La direction affirme de son côté que même avec un manque d'effectif, tous les services seront maintenus, tout comme les 600 lits d'hôpital aujourd'hui. La directrice du centre hospitalier, Catherine Latger, admet que la situation des hôpitaux publics français n'est pas facile "en ce moment". Et si "notre hôpital connaît des moments délicats pour certaines activités", elle affirme que "ce n'est pas une situation générale".

Dans chaque service, "nous essayons de trouver une solution qui est la plus adaptée aux besoins de santé des Compiègnois", mais aussi pour que les professionnels présents "puissent travailler dans les meilleures conditions".

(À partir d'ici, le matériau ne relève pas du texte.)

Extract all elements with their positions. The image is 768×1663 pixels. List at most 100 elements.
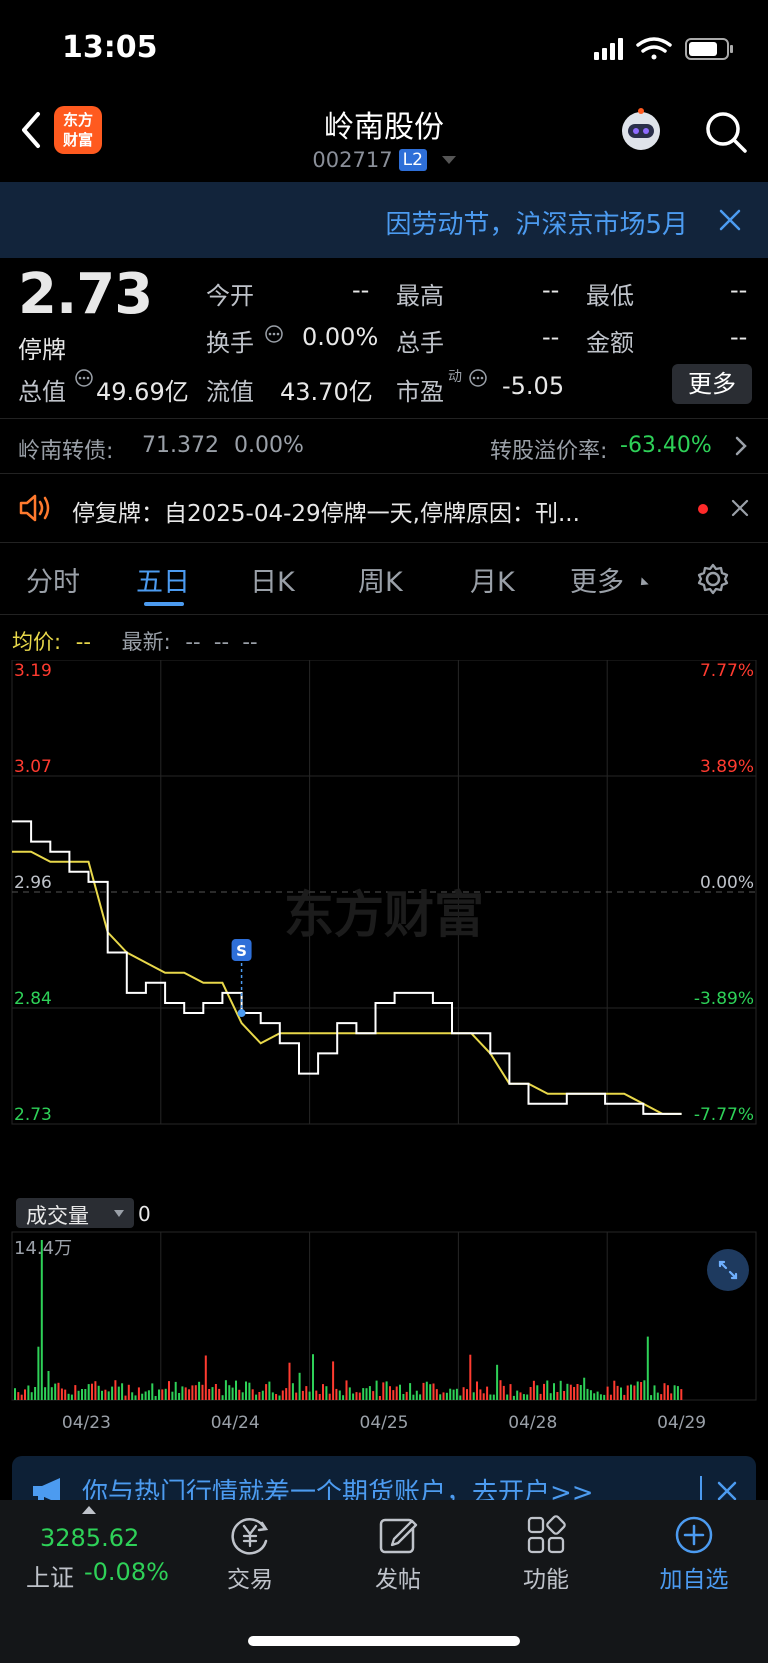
volume-bar <box>255 1394 258 1400</box>
volume-bar <box>609 1394 612 1400</box>
volume-bar <box>496 1364 499 1400</box>
volume-bar <box>462 1387 465 1400</box>
volume-bar <box>114 1380 117 1400</box>
info-icon[interactable] <box>468 368 488 388</box>
volume-bar <box>121 1383 124 1400</box>
volume-bar <box>482 1393 485 1400</box>
volume-bar <box>322 1384 324 1400</box>
x-tick-label: 04/23 <box>62 1413 111 1433</box>
bottom-tab-trade[interactable]: 交易 <box>190 1510 310 1594</box>
mktcap-label: 总值 <box>18 378 66 406</box>
volume-bar <box>559 1380 562 1400</box>
volume-bar <box>315 1390 318 1400</box>
volume-bar <box>54 1383 57 1400</box>
bottom-tab-functions[interactable]: 功能 <box>486 1510 606 1594</box>
convertible-bond-row[interactable]: 岭南转债: 71.372 0.00% 转股溢价率: -63.40% <box>0 419 768 473</box>
low-label: 最低 <box>586 282 634 310</box>
bottom-tab-add-watchlist[interactable]: 加自选 <box>634 1510 754 1594</box>
volume-bar <box>338 1390 341 1400</box>
volume-bar <box>308 1391 311 1400</box>
volume-bar <box>516 1390 519 1400</box>
volume-bar <box>64 1389 67 1400</box>
volume-bar <box>295 1392 298 1400</box>
volume-bar <box>352 1393 355 1400</box>
status-icons <box>594 37 733 60</box>
volume-bar <box>543 1383 545 1400</box>
volume-bar <box>415 1390 418 1400</box>
close-icon[interactable] <box>716 1480 738 1502</box>
volume-bar <box>593 1393 596 1400</box>
volume-bar <box>94 1381 97 1400</box>
info-icon[interactable] <box>264 324 284 344</box>
tab-monthly-k[interactable]: 月K <box>470 560 515 599</box>
index-value[interactable]: 3285.62 <box>40 1524 139 1552</box>
fullscreen-icon[interactable] <box>706 1248 750 1292</box>
volume-bar <box>479 1389 482 1400</box>
y-tick-left: 3.07 <box>14 757 52 777</box>
volume-bar <box>429 1384 432 1400</box>
status-time: 13:05 <box>62 30 158 65</box>
info-icon[interactable] <box>74 368 94 388</box>
trading-state: 停牌 <box>18 336 66 364</box>
turnover-label: 换手 <box>206 329 254 357</box>
volume-bar <box>372 1391 375 1400</box>
volume-bar <box>211 1387 214 1400</box>
volume-bar <box>298 1372 301 1400</box>
wifi-icon <box>636 37 672 60</box>
volume-bar <box>529 1387 532 1400</box>
tab-weekly-k[interactable]: 周K <box>358 560 403 599</box>
volume-bar <box>626 1385 629 1400</box>
volume-bar <box>613 1380 616 1400</box>
chart-legend: 均价: -- 最新: -- -- -- <box>12 626 258 656</box>
bottom-tab-label: 发帖 <box>375 1567 421 1593</box>
volume-bar <box>389 1386 391 1400</box>
volume-bar <box>20 1394 23 1400</box>
volume-bar <box>198 1381 201 1400</box>
volume-bar <box>519 1392 522 1400</box>
expand-up-icon[interactable] <box>82 1506 96 1514</box>
volume-label: 总手 <box>396 329 444 357</box>
tab-more[interactable]: 更多 <box>570 560 624 599</box>
stock-code[interactable]: 002717 L2 <box>0 148 768 172</box>
volume-chart[interactable]: 04/23 04/24 04/25 04/28 04/29 <box>0 1228 768 1450</box>
close-icon[interactable] <box>718 208 742 232</box>
volume-indicator-selector[interactable]: 成交量 <box>16 1198 134 1228</box>
volume-bar <box>281 1390 284 1400</box>
volume-bar <box>405 1391 408 1400</box>
tab-intraday[interactable]: 分时 <box>26 560 80 599</box>
volume-bar <box>362 1388 365 1400</box>
volume-bar <box>412 1394 415 1400</box>
volume-bar <box>633 1385 636 1400</box>
volume-value: 0 <box>138 1202 151 1226</box>
volume-bar <box>127 1384 130 1400</box>
close-icon[interactable] <box>730 498 750 518</box>
announcement-banner[interactable]: 因劳动节，沪深京市场5月 <box>0 182 768 258</box>
tab-five-day[interactable]: 五日 <box>136 560 190 599</box>
volume-bar <box>312 1354 314 1400</box>
price-chart[interactable]: 东方财富 S 3.19 7.77% 3.07 3.89% 2.96 0.00% 2.84 -3… <box>0 660 768 1200</box>
more-button[interactable]: 更多 <box>672 364 752 404</box>
volume-bar <box>238 1389 241 1400</box>
volume-bar <box>70 1394 73 1400</box>
volume-bar <box>181 1386 184 1400</box>
volume-bar <box>291 1383 294 1400</box>
volume-bar <box>124 1395 127 1400</box>
sell-marker[interactable]: S <box>231 939 252 1018</box>
settings-gear-icon[interactable] <box>696 562 730 596</box>
notice-text: 停复牌：自2025-04-29停牌一天,停牌原因：刊... <box>72 501 580 527</box>
current-price: 2.73 <box>18 262 153 327</box>
volume-bar <box>630 1384 632 1400</box>
bottom-tab-post[interactable]: 发帖 <box>338 1510 458 1594</box>
volume-bar <box>30 1392 33 1400</box>
volume-bar <box>663 1383 666 1400</box>
yen-icon <box>231 1518 269 1555</box>
volume-bar <box>332 1361 335 1400</box>
volume-bar <box>620 1387 622 1400</box>
suspension-notice[interactable]: 停复牌：自2025-04-29停牌一天,停牌原因：刊... <box>0 474 768 542</box>
volume-label: 成交量 <box>26 1204 89 1228</box>
volume-bar <box>549 1393 552 1400</box>
volume-bar <box>445 1392 448 1400</box>
tab-daily-k[interactable]: 日K <box>250 560 295 599</box>
volume-bar <box>228 1385 231 1400</box>
avg-label: 均价: <box>12 630 62 654</box>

Néanmoins, quand des postes sont parfois vacants, "qu'ils soient médicaux ou paramédicaux, on a besoin de transformer les activités". Par exemple : ne plus avoir de lits d'hospitalisation conventionnelle et "de passer à l'hôpital de jour", ou de mutualiser des équipes pour qu'elles travaillent ensemble afin d'accueillir les malades.

"On essaie de réorganiser toutes les activités pour n'en perdre aucune"

"On essaie de réorganiser toutes les activités pour n'en perdre aucune, assure Catherine Latger. Aucun lit ne doit fermer en totalité. On adapte les prises en charge, on utilise aussi nos deux sites".

Elle soutient qu'elle et ses équipes ont "rouvert des lits de médecine pour permettre un meilleur aval des urgences et chaque situation reçoit une solution adaptée. On travaille avec les équipes dont il faut saluer le courage".

Selon la direction, des renforts sont attendus dans les prochains mois au sein de l'hôpital.